Aug. 15 (Bloomberg) -- Uruguay said foreign buyers of central bank notes must deposit 40 pesos ($1.90) with the bank for every 100 pesos of securities that they acquire.
The decision to implement capital controls was taken to avoid pressure on the currency because of “unusually high” participation at debt auctions by short-term foreign investors, the bank said in a statement on its website today.
The move aims to “absorb in the best way external volatility shocks, to avoid inflation going out of control and problems in financial markets, and ensure the competitiveness of Uruguayan companies,” central bank President Mario Bergara said in the statement.

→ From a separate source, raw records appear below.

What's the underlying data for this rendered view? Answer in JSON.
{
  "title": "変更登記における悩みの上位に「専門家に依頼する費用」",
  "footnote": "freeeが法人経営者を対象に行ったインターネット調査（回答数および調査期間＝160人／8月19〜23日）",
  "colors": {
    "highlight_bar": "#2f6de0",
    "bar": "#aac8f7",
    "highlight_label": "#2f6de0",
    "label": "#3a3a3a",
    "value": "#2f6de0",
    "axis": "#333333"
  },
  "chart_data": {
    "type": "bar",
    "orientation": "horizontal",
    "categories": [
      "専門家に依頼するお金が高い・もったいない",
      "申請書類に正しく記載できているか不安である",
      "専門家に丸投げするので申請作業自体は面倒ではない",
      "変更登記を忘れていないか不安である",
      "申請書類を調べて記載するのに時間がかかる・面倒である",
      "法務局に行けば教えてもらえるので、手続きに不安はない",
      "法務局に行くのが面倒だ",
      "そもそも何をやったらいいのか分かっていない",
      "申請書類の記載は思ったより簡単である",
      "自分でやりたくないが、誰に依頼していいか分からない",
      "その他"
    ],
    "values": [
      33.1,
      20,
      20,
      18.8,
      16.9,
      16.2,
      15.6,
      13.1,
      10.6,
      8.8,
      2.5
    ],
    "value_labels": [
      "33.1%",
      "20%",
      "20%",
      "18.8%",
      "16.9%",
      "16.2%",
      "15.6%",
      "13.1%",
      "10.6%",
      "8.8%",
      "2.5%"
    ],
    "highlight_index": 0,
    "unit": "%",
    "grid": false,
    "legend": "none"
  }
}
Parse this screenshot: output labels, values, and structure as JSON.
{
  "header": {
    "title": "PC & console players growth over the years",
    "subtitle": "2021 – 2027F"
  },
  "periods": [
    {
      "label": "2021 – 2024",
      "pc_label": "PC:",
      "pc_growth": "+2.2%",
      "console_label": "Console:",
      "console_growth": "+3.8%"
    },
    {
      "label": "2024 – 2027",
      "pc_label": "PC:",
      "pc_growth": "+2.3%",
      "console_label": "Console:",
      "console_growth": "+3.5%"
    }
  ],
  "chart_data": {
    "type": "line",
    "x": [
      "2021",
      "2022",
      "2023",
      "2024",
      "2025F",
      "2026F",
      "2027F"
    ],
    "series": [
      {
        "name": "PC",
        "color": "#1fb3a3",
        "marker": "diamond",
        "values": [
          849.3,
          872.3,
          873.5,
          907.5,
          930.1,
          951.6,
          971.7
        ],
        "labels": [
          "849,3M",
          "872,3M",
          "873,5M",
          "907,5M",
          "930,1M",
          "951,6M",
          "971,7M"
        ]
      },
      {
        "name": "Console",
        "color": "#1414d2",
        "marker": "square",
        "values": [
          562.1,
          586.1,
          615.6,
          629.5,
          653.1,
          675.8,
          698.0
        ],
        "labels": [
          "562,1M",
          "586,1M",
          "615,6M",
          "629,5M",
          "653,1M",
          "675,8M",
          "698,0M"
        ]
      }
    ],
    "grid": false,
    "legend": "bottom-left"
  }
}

Investors will be able to purchase public debt with either local or foreign currency, regardless of the currency in which the securities are denominated, the bank said.
The peso gained 1 percent to 21 per dollar at 2:30 p.m. in Montevideo, the most in the world after the Gambian dalasi.
Uruguay’s credit rating was raised to investment grade by Standard & Poor’s in April and by Moody’s Investors Service last month after the South American country reduced debt and diversified exports. Moody’s lifted Uruguay one step to Baa3, the lowest investment grade, from Ba1 and maintained its positive outlook. The ratings company had cut Uruguay to B3 from Baa3 in 2002.
The extra yield investors demand to hold Uruguayan government dollar bonds instead of U.S. Treasuries fell five basis points, or 0.05 percentage point, to 126 at 12:24 p.m. in Montevideo, according to JPMorgan Chase & Co.’s EMBIG index. The index has fallen 87 basis points this year.